AI’s Practicality in the Healthcare Workspace
One of the most fruitful conferences I was invited to was the AWS re:Invent symposium held in Las Vegas in November, and it’s worthy of a deep dive. There were several presentations on healthcare specifically, displaying a deep understanding of the complexity and security issues involved. They have a compliant suite of AI products that set up not only what you want AI to pull from, but what you don’t want AI to pull from. That’s an aspect that is not being talked about enough – the security and safety aspects of this technology, and the risk that AI could provide incomplete or even incorrect data without the healthcare organization realizing it.

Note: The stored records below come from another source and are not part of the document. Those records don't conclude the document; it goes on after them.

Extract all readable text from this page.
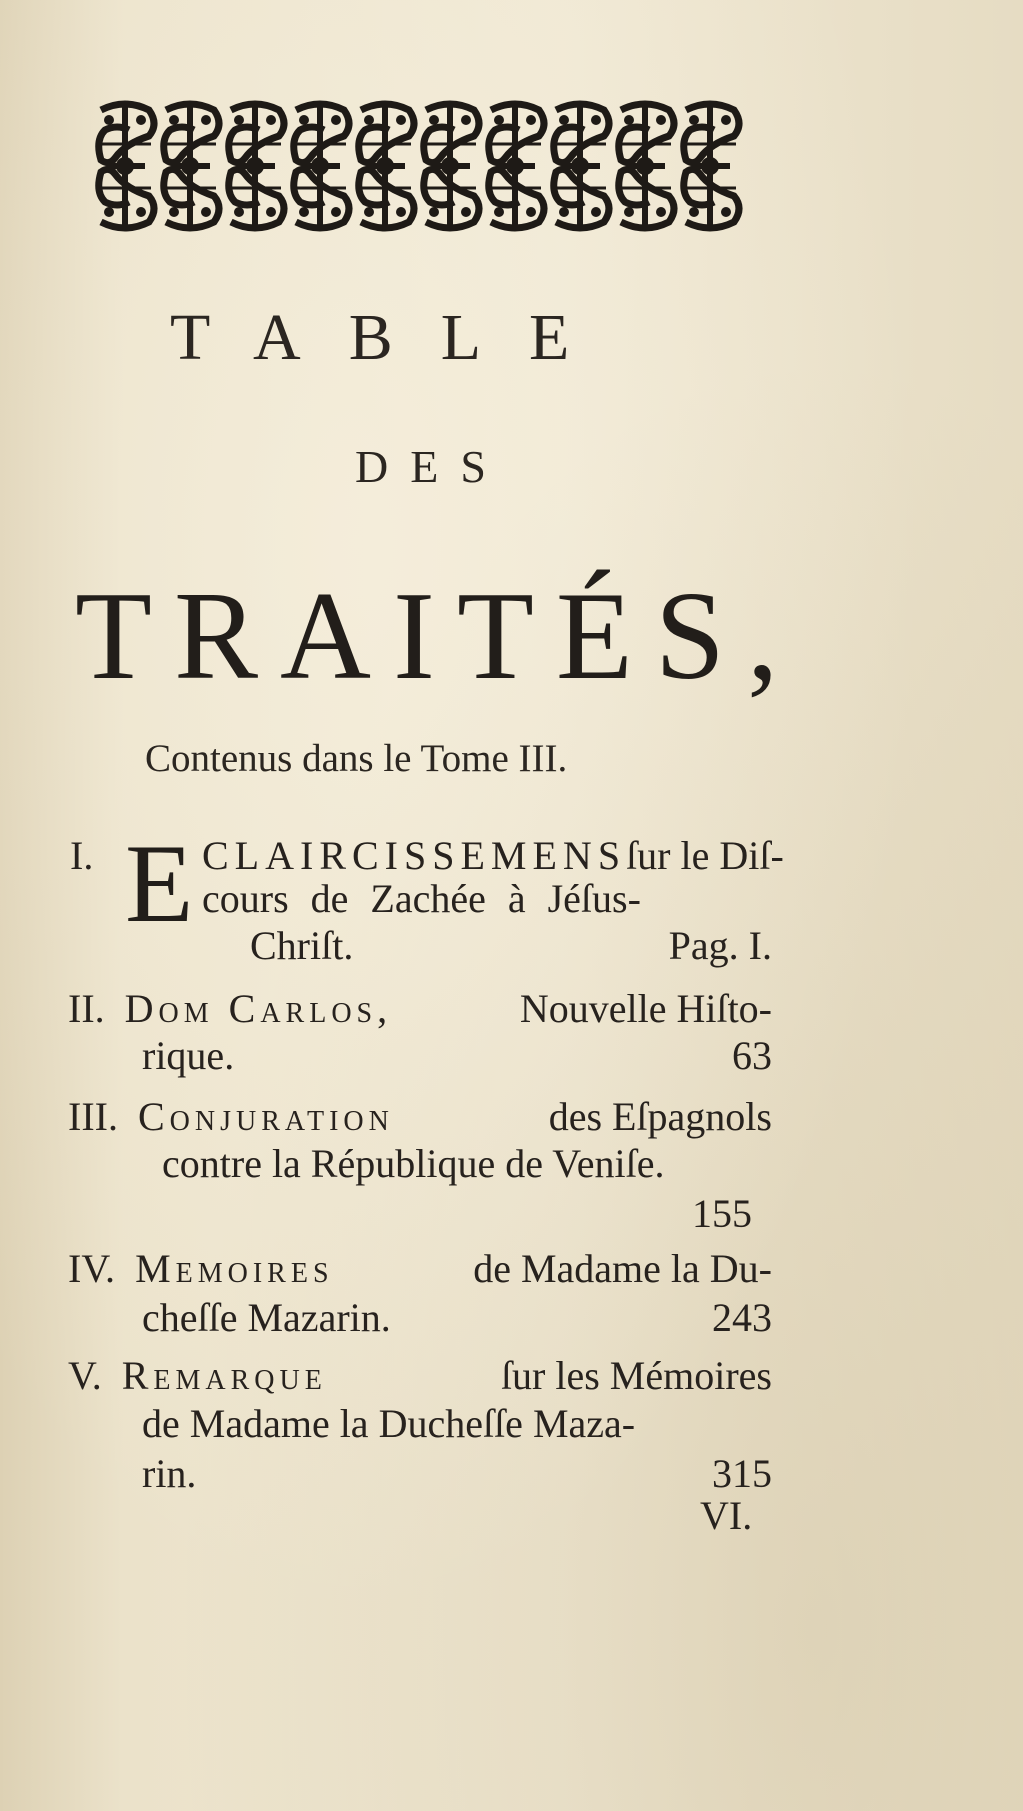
TABLE
DES
TRAITÉS,
Contenus dans le Tome III.
I. E CLAIRCISSEMENS ſur le Diſ-
cours de Zachée à Jéſus-
Chriſt.	Pag. I.
II. Dom Carlos,	Nouvelle Hiſto-
rique.	63
III. Conjuration	des Eſpagnols
contre la République de Veniſe.
155
IV. Memoires	de Madame la Du-
cheſſe Mazarin.	243
V. Remarque	ſur les Mémoires
de Madame la Ducheſſe Maza-
rin.	315
VI.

The AWS conference outlined three different tiers or offerings. The first tier is the foundation model which serves the big companies – those who want to load terabytes of their own data, process it, use their own machine language, and get specific with what they want to do with that data.
The second tier offers tools that take advantage of underlying language models already available, that is then built out for a specific industry – like ours. That is where U.S. HealthTek is putting our energy into, with the goal of creating an even better internal organization that will respond more effectively and quicker to clients’ needs.
And then there is the third tier, which Amazon introduced at this conference, and which you may have read about – Amazon Q. Amazon Q is a new type of Generative AI tool that’s been made available to anyone. It’s a GenAI-powered assistant that can be manipulated for specific work, and with the proper handling and setup, can be tailored to a client’s business needs with great success.
Knowing What AI Can Do Today
Today AI is already extremely helpful and reliable on backend systems. This includes customer service – think of AI as being a “better bot.” When administered properly, AI can take care of general customer questions, allowing staff to focus on more complex responsibilities. You can also add those mundane tasks every office is saddled with. Another example exists on a marketing level – it’s excellent in quickly identifying and understanding profitable areas for a company and can provide valuable data more quickly and more efficiently.
CFOs in our industry are going to be motivated to embrace AI for the financial savings it can offer, and looking at it to see how it can help the company be more efficient overall. And they should. But the hazards that exist, in addition to the potential to overspend on implementing it, are very real. At the end of the day, to fully, effectively leverage AI tools in the most economic and secure way, we need to never forget that this is all about data – so experienced data managers need to be its shepherd.